A judge Wednesday denied the San Francisco LGBT Pride Celebration Committee’s attempt to have a lawsuit against it struck.

Freddy Atton, a gay San Francisco man who was shot at the 2015 celebration, is suing SF Pride because of his injuries. Festival organizers have said that Atton is trying to clamp down on their free speech, among other arguments.

In his order Wednesday, San Francisco Superior Court Judge Richard Ulmer rejected that claim.

SF Pride “fails to show that plaintiff’s complaint implicates CCP 425.16,” Ulmer said, referring to state civil code that addresses free speech. Atton, the plaintiff, “alleges that defendant’s lack of security at its celebration caused his injuries from gun shots. Plaintiff is not basing liability on defendant’s constitutional free speech.”

Ulmer also denied Atton’s request for attorney’s fees.

In the weeks before this year’s parade and celebration June 25-26, Atton and his attorneys had sought to have the festival called off unless security measures including bag checks and metal detectors were implemented.
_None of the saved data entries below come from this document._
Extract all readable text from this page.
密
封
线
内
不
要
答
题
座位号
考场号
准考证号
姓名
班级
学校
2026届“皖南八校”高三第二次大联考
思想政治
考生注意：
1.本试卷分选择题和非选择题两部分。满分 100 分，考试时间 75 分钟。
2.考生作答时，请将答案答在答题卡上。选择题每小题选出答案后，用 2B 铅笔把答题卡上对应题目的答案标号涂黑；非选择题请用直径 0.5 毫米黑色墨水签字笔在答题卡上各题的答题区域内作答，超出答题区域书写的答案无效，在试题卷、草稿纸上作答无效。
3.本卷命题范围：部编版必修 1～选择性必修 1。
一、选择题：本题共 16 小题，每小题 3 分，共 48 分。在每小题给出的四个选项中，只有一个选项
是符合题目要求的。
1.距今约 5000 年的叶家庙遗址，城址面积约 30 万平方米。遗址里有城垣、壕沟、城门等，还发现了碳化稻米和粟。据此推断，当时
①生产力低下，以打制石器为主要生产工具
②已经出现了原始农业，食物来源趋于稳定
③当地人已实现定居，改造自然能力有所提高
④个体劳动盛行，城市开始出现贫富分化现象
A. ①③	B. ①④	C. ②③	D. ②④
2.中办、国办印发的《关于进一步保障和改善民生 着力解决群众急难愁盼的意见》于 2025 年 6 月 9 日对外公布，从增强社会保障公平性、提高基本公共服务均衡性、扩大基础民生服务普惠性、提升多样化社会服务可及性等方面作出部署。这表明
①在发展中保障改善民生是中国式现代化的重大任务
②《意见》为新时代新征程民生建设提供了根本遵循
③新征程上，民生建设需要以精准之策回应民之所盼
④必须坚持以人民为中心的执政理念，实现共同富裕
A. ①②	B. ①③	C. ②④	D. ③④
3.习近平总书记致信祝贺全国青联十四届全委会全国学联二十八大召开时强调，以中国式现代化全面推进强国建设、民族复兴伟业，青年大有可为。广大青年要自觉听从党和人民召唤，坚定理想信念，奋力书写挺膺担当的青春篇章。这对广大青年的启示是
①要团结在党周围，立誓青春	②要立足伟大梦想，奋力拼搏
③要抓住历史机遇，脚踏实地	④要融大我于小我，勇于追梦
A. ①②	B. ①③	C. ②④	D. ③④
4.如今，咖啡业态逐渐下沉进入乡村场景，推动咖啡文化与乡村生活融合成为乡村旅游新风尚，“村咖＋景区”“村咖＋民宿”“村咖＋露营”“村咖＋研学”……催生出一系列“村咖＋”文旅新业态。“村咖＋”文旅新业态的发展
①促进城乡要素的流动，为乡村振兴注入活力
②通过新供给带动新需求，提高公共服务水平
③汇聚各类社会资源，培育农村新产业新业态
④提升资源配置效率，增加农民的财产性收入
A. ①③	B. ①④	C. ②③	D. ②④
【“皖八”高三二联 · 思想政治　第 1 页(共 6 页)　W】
Pride organizers repeatedly rejected the idea, saying they wouldn’t be able to make such changes in such a short time span, among other claims. A judge sided with SF Pride and said the celebration could proceed.

But soon after Omar Mateen fatally shot 49 people and injured 53 others at Orlando, Florida’s gay Pulse nightclub June 12, SF Pride announced that it would add bag checks and metal detectors.

The security changes didn’t seem to cause problems for organizers or attendees, and no shootings or other major problems were reported at this year’s festival.